|T3856||07-07-44||B-17 Flying Fortress|
|Returned Y/N||Evader Fate||Date Captured/Liberated||Place Captured/Liberated||Escape Line|
|Yes||EVD||15 Nov 44||Leveroij||-|
2/Lt. Richard M. Tracy was the navigator of B-17 42-31189 ‘Paragon’ that sustained flak damage over the target area on July 7, 1944. Returning over the Netherlands another engine failed and it became obvious that they could not make it to England. Approaching the Noordoostpolder, an area reclaimed from the Ijsselmeer, the pilot gave the order to bail out. Tracy landed in the reed beds of this area and after disposing of his gear, headed east. After half an hour he was accosted by Dutch labourers in a field. They told him to sit tight while they went for help and civilian clothes. Soon after this, he was joined by fellow crewmember and waist gunner, S/Sgt. Frank E. Garofalo (E0596). When the labourers returned, both men changed into the civilian clothes that the Dutch men had collected and then were taken to Vollenhove. Here they spent the night and the next day a truck brought the two airmen to Meppel.

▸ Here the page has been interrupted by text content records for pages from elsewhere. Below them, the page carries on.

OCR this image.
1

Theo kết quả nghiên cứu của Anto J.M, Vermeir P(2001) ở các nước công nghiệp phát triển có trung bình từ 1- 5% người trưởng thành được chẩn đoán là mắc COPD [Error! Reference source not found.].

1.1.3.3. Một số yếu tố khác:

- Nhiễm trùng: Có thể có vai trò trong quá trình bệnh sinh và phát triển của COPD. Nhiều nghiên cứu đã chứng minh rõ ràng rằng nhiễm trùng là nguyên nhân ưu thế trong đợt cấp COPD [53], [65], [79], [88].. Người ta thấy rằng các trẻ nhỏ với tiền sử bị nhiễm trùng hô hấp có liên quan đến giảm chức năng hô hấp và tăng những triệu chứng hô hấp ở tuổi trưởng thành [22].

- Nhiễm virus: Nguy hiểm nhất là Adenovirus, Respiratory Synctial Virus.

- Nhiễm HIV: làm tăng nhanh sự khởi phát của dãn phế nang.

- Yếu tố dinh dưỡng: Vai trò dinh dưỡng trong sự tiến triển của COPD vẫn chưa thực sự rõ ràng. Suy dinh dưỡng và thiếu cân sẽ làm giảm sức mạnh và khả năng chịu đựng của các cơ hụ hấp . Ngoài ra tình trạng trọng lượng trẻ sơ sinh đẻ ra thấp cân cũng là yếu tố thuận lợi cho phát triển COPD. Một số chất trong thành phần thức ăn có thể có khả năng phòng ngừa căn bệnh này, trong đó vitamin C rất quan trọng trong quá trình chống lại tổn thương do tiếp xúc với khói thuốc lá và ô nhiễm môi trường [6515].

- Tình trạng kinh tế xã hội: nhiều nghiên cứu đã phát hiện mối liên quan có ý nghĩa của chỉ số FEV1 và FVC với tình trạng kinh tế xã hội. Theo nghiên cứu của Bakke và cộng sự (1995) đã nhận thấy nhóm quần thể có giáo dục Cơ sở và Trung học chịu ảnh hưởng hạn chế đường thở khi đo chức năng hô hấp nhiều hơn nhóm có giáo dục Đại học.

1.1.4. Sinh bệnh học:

In this town they spent the weekend, were given 'better' civilian clothes and provided with false Dutch Identity Cards. On July 10, Tracy and Garofalo travelled to Amsterdam by train without controls or searches. Here they stayed in two separate places for two days before they left for Deurne for a week. First to one house and then to two different farms. Here they met fellow Americans 2/Lt. John Fullerton (E0585) and Sgt. Frank Peichoto (E0587) and RAF-airmen, Sgt. Charles Francis (E0496) and Sgt. Dennis Sharpe (E0498). From Deurne they went to Nuth near Hoensbroek where they stayed for nine days. The plan to cross the Dutch-Belgian border near Maastricht had to be abandoned. After two weeks in Hoensbroek, they all were put on the train to Roermond. From the station there they were taken to the ‘De Bedelaer’ estate near Haelen where they could hide in the woods around the estate. In case of danger, they could go to the ‘De Spikkerhof’, an isolated farm near the estate. Early in September they moved to a farm in Kelpen and from there to a barn in Leveroij. Their hiding place there became anxiously close to the front line when the Allies started operation Nutcracker. Tracy and his fellow evaders were liberated on November 15, 1944, when the 51st Scottish Division arrived in Leveroij.